How about if a gay couple comes in and orders off the menu?
Can you refuse to serve them due to religious objections?
No - unless they are being "inappropriately" intimate. Then they must leave.
I’m sorry, but you didn’t explain how you “knew” the couple in your example was gay.
Did they dress and act like everyone else at the restaurant?
Really? If so, why would anyone object to them?
Or was the couple so - er - “flamboyant” that they offended other customers — and were easily identified?
Hopefully, you DO see the difference between these two cases.
IMHO, we should not buy into the theory that rejecting particular ACTIONS is the same, exact thing as rejecting the ACTORS themselves, which is alleged to be illegal.

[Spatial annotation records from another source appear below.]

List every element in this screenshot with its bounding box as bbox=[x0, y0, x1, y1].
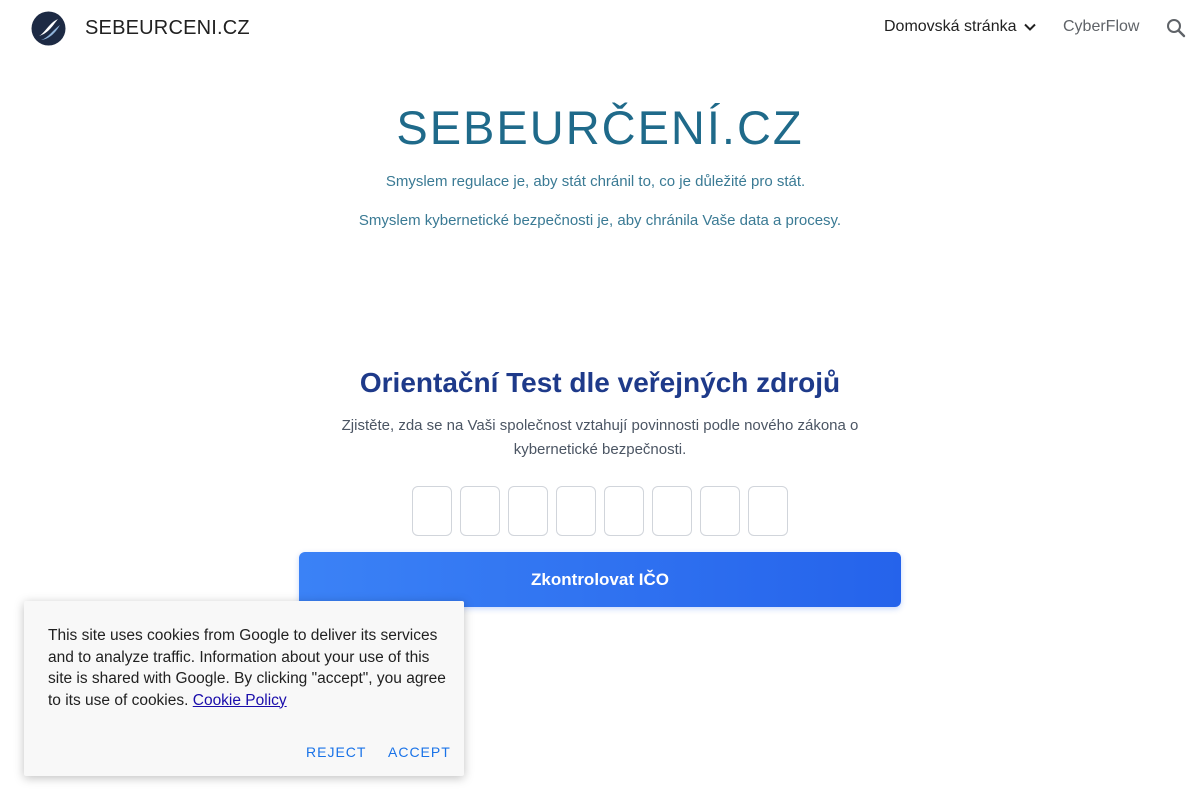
site-header: SEBEURCENI.CZ Domovská stránka CyberFlow bbox=[0, 0, 1200, 56]
ico-digit-5[interactable] bbox=[604, 486, 644, 536]
search-icon[interactable] bbox=[1164, 16, 1188, 40]
test-description: Zjistěte, zda se na Vaši společnost vzta… bbox=[341, 417, 859, 458]
cookie-policy-link[interactable]: Cookie Policy bbox=[193, 692, 287, 709]
test-title: Orientační Test dle veřejných zdrojů bbox=[359, 367, 841, 398]
ico-digit-7[interactable] bbox=[700, 486, 740, 536]
nav-cyberflow[interactable]: CyberFlow bbox=[1063, 18, 1139, 36]
cookie-accept-button[interactable]: ACCEPT bbox=[388, 744, 451, 760]
logo-icon[interactable] bbox=[31, 11, 66, 46]
ico-digit-8[interactable] bbox=[748, 486, 788, 536]
hero-tagline-1: Smyslem regulace je, aby stát chránil to… bbox=[385, 173, 806, 190]
site-name[interactable]: SEBEURCENI.CZ bbox=[85, 17, 250, 40]
nav-home-label: Domovská stránka bbox=[884, 18, 1017, 35]
cookie-reject-button[interactable]: REJECT bbox=[306, 744, 366, 760]
cookie-message: This site uses cookies from Google to de… bbox=[48, 625, 448, 711]
ico-digit-3[interactable] bbox=[508, 486, 548, 536]
ico-digit-2[interactable] bbox=[460, 486, 500, 536]
ico-digit-inputs bbox=[412, 486, 788, 536]
chevron-down-icon[interactable] bbox=[1023, 20, 1037, 34]
ico-digit-4[interactable] bbox=[556, 486, 596, 536]
nav-home[interactable]: Domovská stránka bbox=[884, 18, 1037, 36]
ico-digit-6[interactable] bbox=[652, 486, 692, 536]
hero-title: SEBEURČENÍ.CZ bbox=[396, 101, 804, 154]
ico-digit-1[interactable] bbox=[412, 486, 452, 536]
hero-tagline-2: Smyslem kybernetické bezpečnosti je, aby… bbox=[358, 212, 842, 229]
check-ico-button[interactable]: Zkontrolovat IČO bbox=[299, 552, 901, 607]
cookie-banner: This site uses cookies from Google to de… bbox=[24, 601, 464, 776]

As evidence of this, consider the statement that the florist sold flowers to one of the men for years — just not for a “same-sex” marriage.
And I think we should push back when we see a active persecution of specific individuals — in this case, the florist.
IMHO, the mean-spirited (bitchy?) persecution of that poor woman shown here is much more serious than the discrimination imagined (or wished for?) by the “happy couple”...
Re: “How about if a gay couple comes in and orders off the menu?
Can you refuse to serve them due to religious objections?”
I guess I don’t understand your question. What does a gay person ordering “off menu” have to do with religious objections? Unless they want me to make a “penis” cake or cater for a same-sex wedding, I don’t see any grounds for refusing service.
If they're simply ordering as other diners, I would have no reason to refuse them service.